Sports Saturday
There are many interesting stories amongst the NFL teams battling this “wild card weekend,” but the Philadelphia Eagles stand out. As the season began, there were major questions about the team. Could first year coach Chip Kelly bring his explosive brand of offense from the University of Oregon to the professional ranks? Could he do so after escape artist Michael Vick, the team’s quarterback, went down with an injury?
Early on there were stumbles. The Eagles started off 1-3 and then 3-5 and it wasn’t clear that their former college coach was ready for the professional ranks. Then, however, the team turned it around, scoring the most points in its history. Back-up quarterback Nick Foles was the hottest quarterback in the league for a while, at one point matching Peyton Manning’s barrage of seven touchdowns in a game with no interceptions. Running back LeSean McCoy ran wild against opposing defenses. In one memorable blizzard game, he was the only one on the field who could keep his footing.

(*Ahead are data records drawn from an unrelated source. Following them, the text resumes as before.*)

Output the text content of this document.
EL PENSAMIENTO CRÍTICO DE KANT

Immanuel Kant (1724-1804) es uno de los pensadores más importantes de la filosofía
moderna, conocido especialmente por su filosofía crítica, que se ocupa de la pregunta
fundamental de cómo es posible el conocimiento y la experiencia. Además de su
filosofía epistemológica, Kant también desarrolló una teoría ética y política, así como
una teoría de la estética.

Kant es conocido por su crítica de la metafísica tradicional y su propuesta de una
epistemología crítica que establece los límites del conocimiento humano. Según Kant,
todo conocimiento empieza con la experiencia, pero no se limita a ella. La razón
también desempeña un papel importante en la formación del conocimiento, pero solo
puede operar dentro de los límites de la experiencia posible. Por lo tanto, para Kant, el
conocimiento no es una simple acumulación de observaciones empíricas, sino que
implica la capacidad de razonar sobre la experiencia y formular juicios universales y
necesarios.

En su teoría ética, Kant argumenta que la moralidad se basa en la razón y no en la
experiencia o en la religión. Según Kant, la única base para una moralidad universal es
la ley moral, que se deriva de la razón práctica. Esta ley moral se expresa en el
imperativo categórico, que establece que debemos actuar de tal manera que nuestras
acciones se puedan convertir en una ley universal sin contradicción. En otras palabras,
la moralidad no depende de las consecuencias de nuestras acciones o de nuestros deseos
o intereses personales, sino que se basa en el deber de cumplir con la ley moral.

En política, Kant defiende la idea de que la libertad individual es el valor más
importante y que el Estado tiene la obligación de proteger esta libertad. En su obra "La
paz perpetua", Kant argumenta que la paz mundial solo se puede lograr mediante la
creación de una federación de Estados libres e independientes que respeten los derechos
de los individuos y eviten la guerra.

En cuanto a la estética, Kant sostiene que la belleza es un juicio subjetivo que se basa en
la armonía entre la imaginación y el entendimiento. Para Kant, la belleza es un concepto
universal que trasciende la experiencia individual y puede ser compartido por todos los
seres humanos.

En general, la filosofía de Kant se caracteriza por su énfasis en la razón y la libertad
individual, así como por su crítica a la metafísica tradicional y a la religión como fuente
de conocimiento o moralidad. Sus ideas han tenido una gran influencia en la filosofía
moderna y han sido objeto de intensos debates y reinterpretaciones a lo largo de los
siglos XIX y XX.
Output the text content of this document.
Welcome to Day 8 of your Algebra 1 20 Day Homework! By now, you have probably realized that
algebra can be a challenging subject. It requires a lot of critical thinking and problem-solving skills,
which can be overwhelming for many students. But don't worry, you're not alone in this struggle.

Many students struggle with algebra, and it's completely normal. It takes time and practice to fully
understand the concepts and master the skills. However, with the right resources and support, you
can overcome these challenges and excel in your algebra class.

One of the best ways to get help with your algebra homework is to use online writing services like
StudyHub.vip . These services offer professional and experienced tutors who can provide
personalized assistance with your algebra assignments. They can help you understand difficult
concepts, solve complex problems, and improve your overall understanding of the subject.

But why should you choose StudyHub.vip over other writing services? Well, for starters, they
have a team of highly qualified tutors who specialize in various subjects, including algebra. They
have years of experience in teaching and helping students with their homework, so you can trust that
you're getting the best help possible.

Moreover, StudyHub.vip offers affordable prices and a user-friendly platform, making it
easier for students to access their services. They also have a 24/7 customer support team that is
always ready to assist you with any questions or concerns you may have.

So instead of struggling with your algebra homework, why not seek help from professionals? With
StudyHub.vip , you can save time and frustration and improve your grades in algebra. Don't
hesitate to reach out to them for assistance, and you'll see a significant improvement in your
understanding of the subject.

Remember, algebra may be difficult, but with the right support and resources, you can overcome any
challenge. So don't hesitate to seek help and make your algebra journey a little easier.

And here they are, perhaps poised to make a major splash as they host the New Orleans Saints. The Saints, of course, have the sublime Drew Brees as their own quarterback, but they don’t play well outside their dome. Think of the Eagles, then, as Tennyson’s eagle, prepared to drop like a thunderbolt on its unfortunate prey:
He clasps the crag with crooked hands;
Close to the sun in lonely lands,
Ring’d with the azure world, he stands.
The wrinkled sea beneath him crawls;
He watches from his mountain walls,
And like a thunderbolt he falls.
Tennyson subtitled his poem “a fragment,” which is what the Eagles’ story is at the moment. They watch from their mountain walls.